Riot Police Clash With Anti-Lockdown Protesters In Berlin, Germany

   DailyWire.com
09 May 2020, Berlin: At a demonstration on Alexanderplatz, a policeman is standing with a breathing mask. Several hundred people gathered at Alexanderplatz on Saturday afternoon for an unannounced meeting. The police were on the scene with several task forces. According to a spokeswoman, police officers pointed out to the demonstrators the regulations for containing corona infections.
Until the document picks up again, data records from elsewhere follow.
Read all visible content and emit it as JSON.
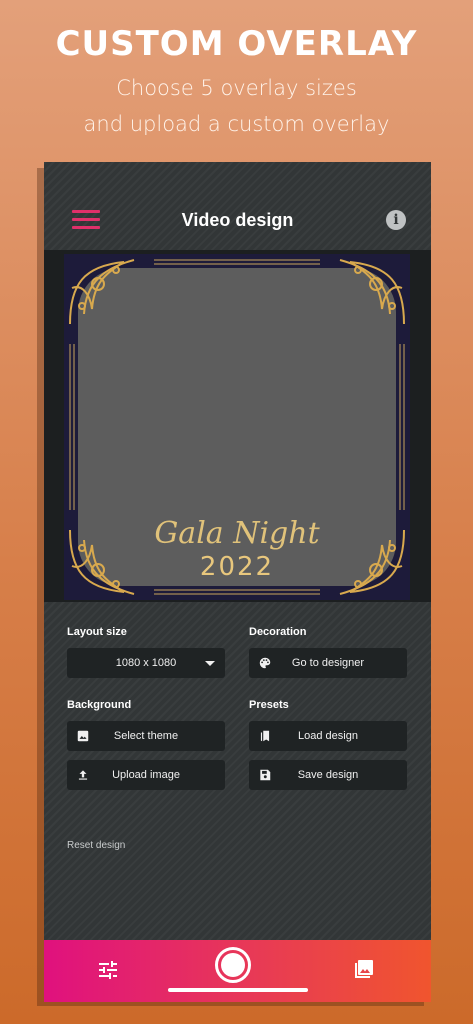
{
  "promo": {
    "title": "CUSTOM OVERLAY",
    "subtitle_line1": "Choose 5 overlay sizes",
    "subtitle_line2": "and upload a custom overlay"
  },
  "app": {
    "title": "Video design"
  },
  "overlay": {
    "script_text": "Gala Night",
    "year_text": "2022"
  },
  "layout_size": {
    "label": "Layout size",
    "selected": "1080 x 1080"
  },
  "decoration": {
    "label": "Decoration",
    "button": "Go to designer"
  },
  "background": {
    "label": "Background",
    "select_theme": "Select theme",
    "upload_image": "Upload image"
  },
  "presets": {
    "label": "Presets",
    "load": "Load design",
    "save": "Save design"
  },
  "reset": "Reset design",
  "colors": {
    "accent_pink": "#e0306a",
    "gradient_start": "#e0117e",
    "gradient_end": "#f0552e",
    "gold": "#e0c27a",
    "panel": "#323637"
  },
  "icons": {
    "menu": "hamburger-icon",
    "info": "info-icon",
    "palette": "palette-icon",
    "image": "image-icon",
    "upload": "upload-icon",
    "book": "bookmarks-icon",
    "save": "save-icon",
    "sliders": "tune-icon",
    "record": "record-icon",
    "gallery": "gallery-icon"
  }
}
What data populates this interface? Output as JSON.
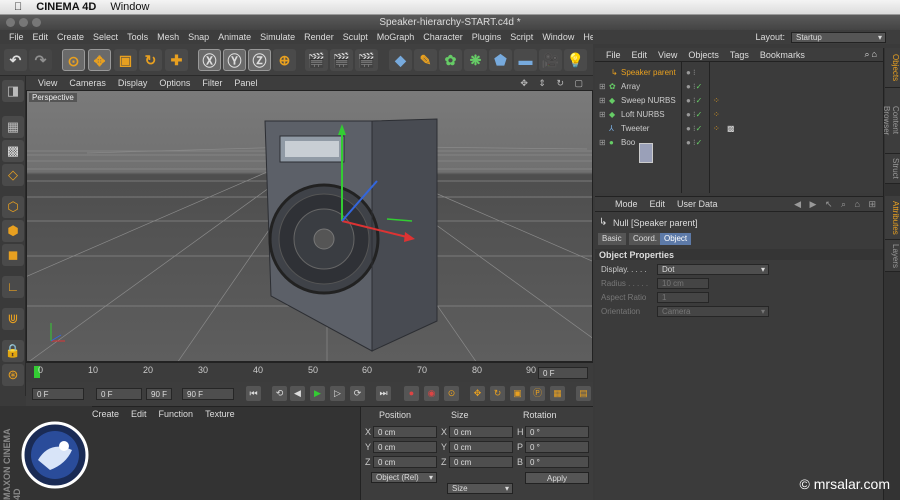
{
  "os_menu": {
    "app": "CINEMA 4D",
    "window": "Window"
  },
  "window_title": "Speaker-hierarchy-START.c4d *",
  "menu": [
    "File",
    "Edit",
    "Create",
    "Select",
    "Tools",
    "Mesh",
    "Snap",
    "Animate",
    "Simulate",
    "Render",
    "Sculpt",
    "MoGraph",
    "Character",
    "Plugins",
    "Script",
    "Window",
    "Help"
  ],
  "layout": {
    "label": "Layout:",
    "value": "Startup"
  },
  "viewport": {
    "menu": [
      "View",
      "Cameras",
      "Display",
      "Options",
      "Filter",
      "Panel"
    ],
    "label": "Perspective"
  },
  "timeline": {
    "ticks": [
      "0",
      "10",
      "20",
      "30",
      "40",
      "50",
      "60",
      "70",
      "80",
      "90"
    ],
    "end_frame": "0 F"
  },
  "playback": {
    "start": "0 F",
    "min": "0 F",
    "max": "90 F",
    "end": "90 F"
  },
  "material_menu": [
    "Create",
    "Edit",
    "Function",
    "Texture"
  ],
  "coords": {
    "headers": [
      "Position",
      "Size",
      "Rotation"
    ],
    "rows": [
      {
        "a": "X",
        "av": "0 cm",
        "b": "X",
        "bv": "0 cm",
        "c": "H",
        "cv": "0 °"
      },
      {
        "a": "Y",
        "av": "0 cm",
        "b": "Y",
        "bv": "0 cm",
        "c": "P",
        "cv": "0 °"
      },
      {
        "a": "Z",
        "av": "0 cm",
        "b": "Z",
        "bv": "0 cm",
        "c": "B",
        "cv": "0 °"
      }
    ],
    "mode": "Object (Rel)",
    "size_mode": "Size",
    "apply": "Apply"
  },
  "objects": {
    "menu": [
      "File",
      "Edit",
      "View",
      "Objects",
      "Tags",
      "Bookmarks"
    ],
    "items": [
      {
        "name": "Speaker parent",
        "color": "#e8a020"
      },
      {
        "name": "Array",
        "color": "#9cd"
      },
      {
        "name": "Sweep NURBS",
        "color": "#9cd"
      },
      {
        "name": "Loft NURBS",
        "color": "#9cd"
      },
      {
        "name": "Tweeter",
        "color": "#9cd"
      },
      {
        "name": "Boo",
        "color": "#9cd"
      }
    ]
  },
  "attributes": {
    "menu": [
      "Mode",
      "Edit",
      "User Data"
    ],
    "object_title": "Null [Speaker parent]",
    "tabs": [
      "Basic",
      "Coord.",
      "Object"
    ],
    "section": "Object Properties",
    "props": [
      {
        "label": "Display. . . . .",
        "value": "Dot"
      },
      {
        "label": "Radius . . . . .",
        "value": "10 cm"
      },
      {
        "label": "Aspect Ratio",
        "value": "1"
      },
      {
        "label": "Orientation",
        "value": "Camera"
      }
    ]
  },
  "side_tabs": [
    "Objects",
    "Content Browser",
    "Struct",
    "Attributes",
    "Layers"
  ],
  "branding": {
    "line1": "MAXON",
    "line2": "CINEMA 4D"
  },
  "watermark": "© mrsalar.com"
}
Photo: Paul Zinken/dpa-Zentralbild/dpa (Photo by Paul Zinken/picture alliance via Getty Images)
Photo by Paul Zinken/picture alliance via Getty Images

German police arrested more than 130 people who attended an anti-lockdown rally that turned violent Saturday, marking weeks of protests that have often teetered on the edge of riots.

Germany instituted some of the least draconian measures to control the spread of the novel coronavirus, locking down only those at risk of contracting the virus, but demanding strict social distancing measures and banning gatherings of more than two people who are not family members who also live in close proximity, according to German news outlet, DW.
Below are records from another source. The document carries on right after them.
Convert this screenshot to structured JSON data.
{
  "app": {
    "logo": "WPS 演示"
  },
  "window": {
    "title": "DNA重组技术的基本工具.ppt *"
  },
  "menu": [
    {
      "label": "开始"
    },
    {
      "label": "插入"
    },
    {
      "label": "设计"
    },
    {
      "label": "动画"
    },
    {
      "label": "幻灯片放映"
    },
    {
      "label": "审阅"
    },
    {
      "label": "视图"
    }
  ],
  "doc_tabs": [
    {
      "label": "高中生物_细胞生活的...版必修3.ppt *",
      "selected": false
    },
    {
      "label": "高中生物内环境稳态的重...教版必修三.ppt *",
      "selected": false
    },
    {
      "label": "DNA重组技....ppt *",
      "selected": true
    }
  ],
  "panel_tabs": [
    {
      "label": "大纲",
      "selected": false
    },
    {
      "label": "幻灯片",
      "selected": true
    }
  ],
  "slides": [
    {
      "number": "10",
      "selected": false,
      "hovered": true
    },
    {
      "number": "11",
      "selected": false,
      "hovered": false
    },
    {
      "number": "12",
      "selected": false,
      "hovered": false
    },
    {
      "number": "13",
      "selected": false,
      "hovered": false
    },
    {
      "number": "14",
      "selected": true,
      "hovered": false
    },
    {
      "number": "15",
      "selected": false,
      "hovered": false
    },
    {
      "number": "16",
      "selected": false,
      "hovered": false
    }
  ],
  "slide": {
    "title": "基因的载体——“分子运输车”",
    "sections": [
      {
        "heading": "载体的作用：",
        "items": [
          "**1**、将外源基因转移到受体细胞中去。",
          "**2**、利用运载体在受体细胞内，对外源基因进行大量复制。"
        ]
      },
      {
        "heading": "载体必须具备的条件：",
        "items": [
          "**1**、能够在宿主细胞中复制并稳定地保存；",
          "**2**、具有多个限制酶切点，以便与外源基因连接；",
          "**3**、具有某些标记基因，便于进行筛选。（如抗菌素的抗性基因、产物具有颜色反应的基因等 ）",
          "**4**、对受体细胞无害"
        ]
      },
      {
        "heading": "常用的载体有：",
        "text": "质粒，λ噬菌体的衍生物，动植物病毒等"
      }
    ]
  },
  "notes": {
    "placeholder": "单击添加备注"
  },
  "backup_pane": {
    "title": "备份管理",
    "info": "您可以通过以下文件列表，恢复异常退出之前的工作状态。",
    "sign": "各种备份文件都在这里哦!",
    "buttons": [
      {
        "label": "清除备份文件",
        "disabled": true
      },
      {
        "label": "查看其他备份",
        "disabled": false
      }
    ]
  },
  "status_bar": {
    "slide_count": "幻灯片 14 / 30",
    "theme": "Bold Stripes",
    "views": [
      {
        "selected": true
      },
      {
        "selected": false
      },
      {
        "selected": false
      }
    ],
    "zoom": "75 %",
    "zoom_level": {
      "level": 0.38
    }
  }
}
Italy, France, and Spain all had much stricter controls in place. In France, for example, people were forbidden from leaving their homes except for essential tasks and were “required to fill out a form stating their reason for leaving the house.”
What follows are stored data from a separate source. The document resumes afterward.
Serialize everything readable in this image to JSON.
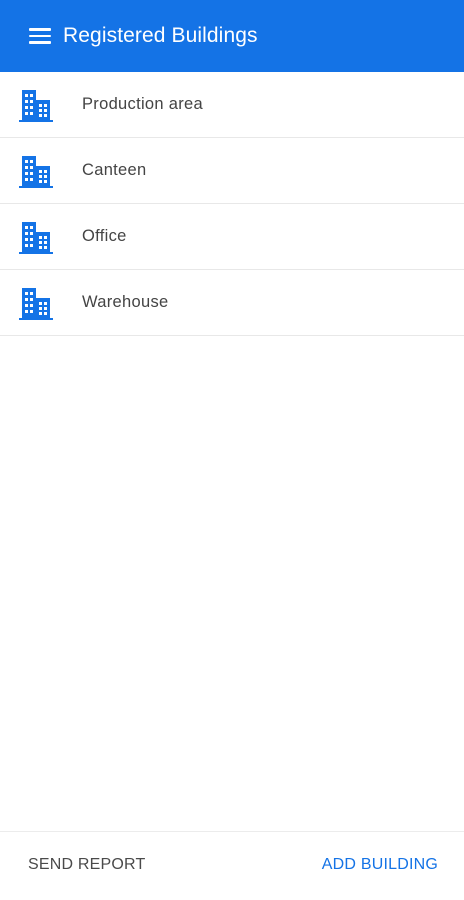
{
  "app_bar": {
    "title": "Registered Buildings",
    "background_color": "#1473e6",
    "menu_icon": "hamburger-menu-icon"
  },
  "buildings": [
    {
      "label": "Production area",
      "icon": "building-icon"
    },
    {
      "label": "Canteen",
      "icon": "building-icon"
    },
    {
      "label": "Office",
      "icon": "building-icon"
    },
    {
      "label": "Warehouse",
      "icon": "building-icon"
    }
  ],
  "footer": {
    "send_report_label": "SEND REPORT",
    "add_building_label": "ADD BUILDING",
    "accent_color": "#1473e6"
  }
}
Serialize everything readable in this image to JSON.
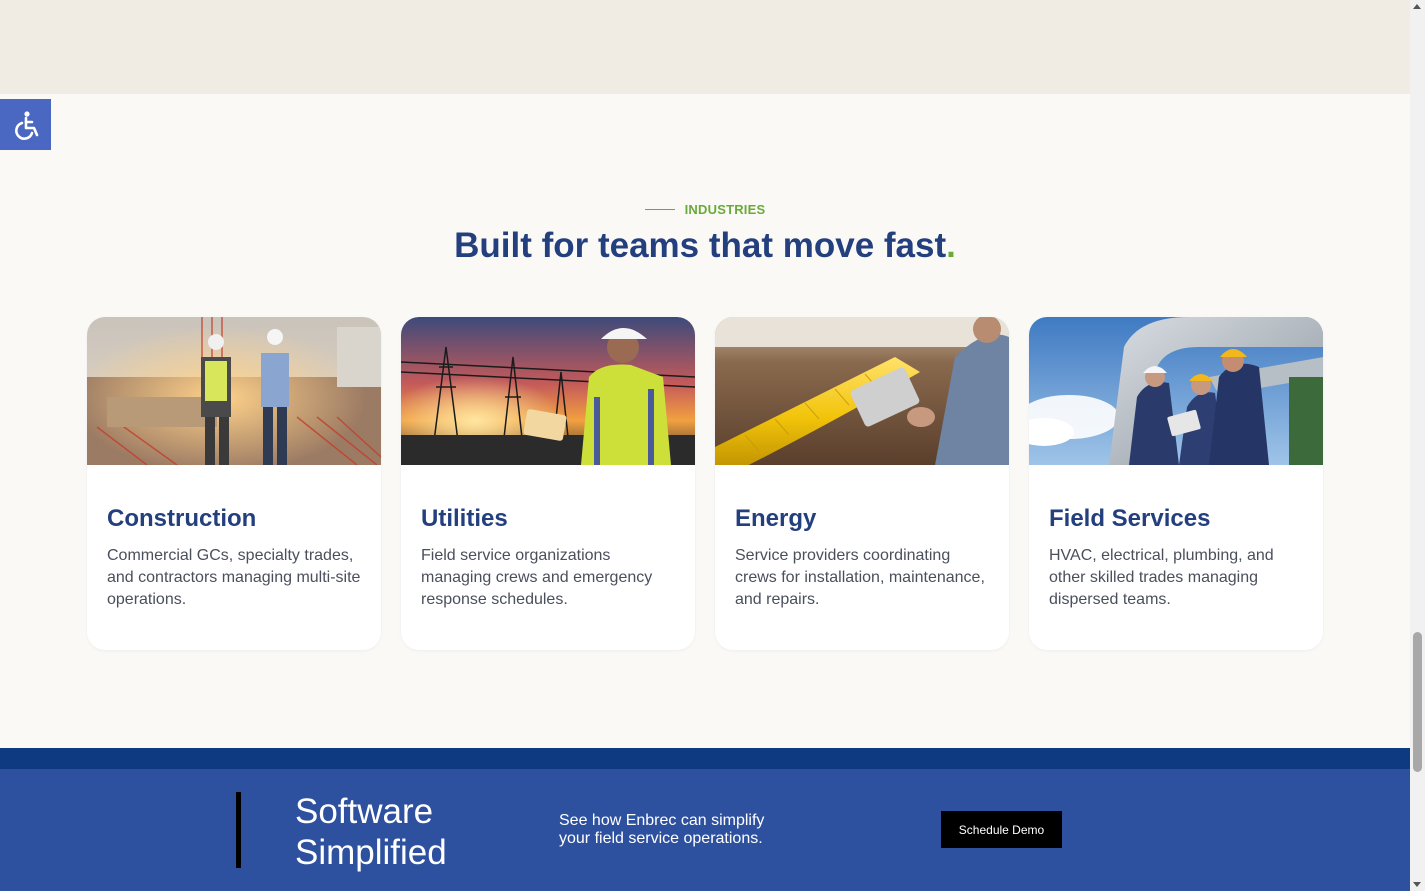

Despite that, Germany has been able to keep its coronavirus infection numbers low, “in part due to widespread, early testing, lockdown measures and its well-funded and operated health care system,” per Fox News. Results are so good, German Chancellor Angela Merkel “announced Wednesday the country would begin easing its lockdown restrictions, allowing shops to reopen and school children to gradually return to classrooms. Germany’s football league system, Bundesliga, was cleared to restart as early as May 16.”

That’s not soon enough for some Germans who say they’re suffering tremendously from the economic lockdown and want all measures lifted — not just eased.

As many as 3,000 Germans gathered in Berlin on Saturday in the latest in a string of protests designed to flout Merkel’s measures, some of which have turned so violent authorities have called in riot police.

“At least 131 people were arrested after two separate protests in Berlin were broken up by police after some demonstrators began throwing bottles at officers,” according to Fox News and based on reports from European news networks. “Police said another 23-year-old man was arrested in the western city of Dortmund after allegedly attacking a TV crew. Protesters in Cologne allegedly were encouraging those entering newly reopened shops to remove their face mask, according to authorities.”

Although much of the interest from news organizations has centered around American anti-lockdown protests, also designed to challenge lockdown policies that many feel are now going far beyond what was necessary to “flatten the curve” and free up healthcare resources, anti-lockdown protests have been happening across the globe.

As in the United States, though, German anti-lockdown efforts have their own critics. Officials who say anti-coronavirus methods were lifted too early point to a sudden rise in German infections, just days after Merkel loosened restrictions. As in the United States, though, its not known whether that rise is directly connected to the lockdown lift, as the virus typically incubates for 5-10 days before victims begin to show symptoms.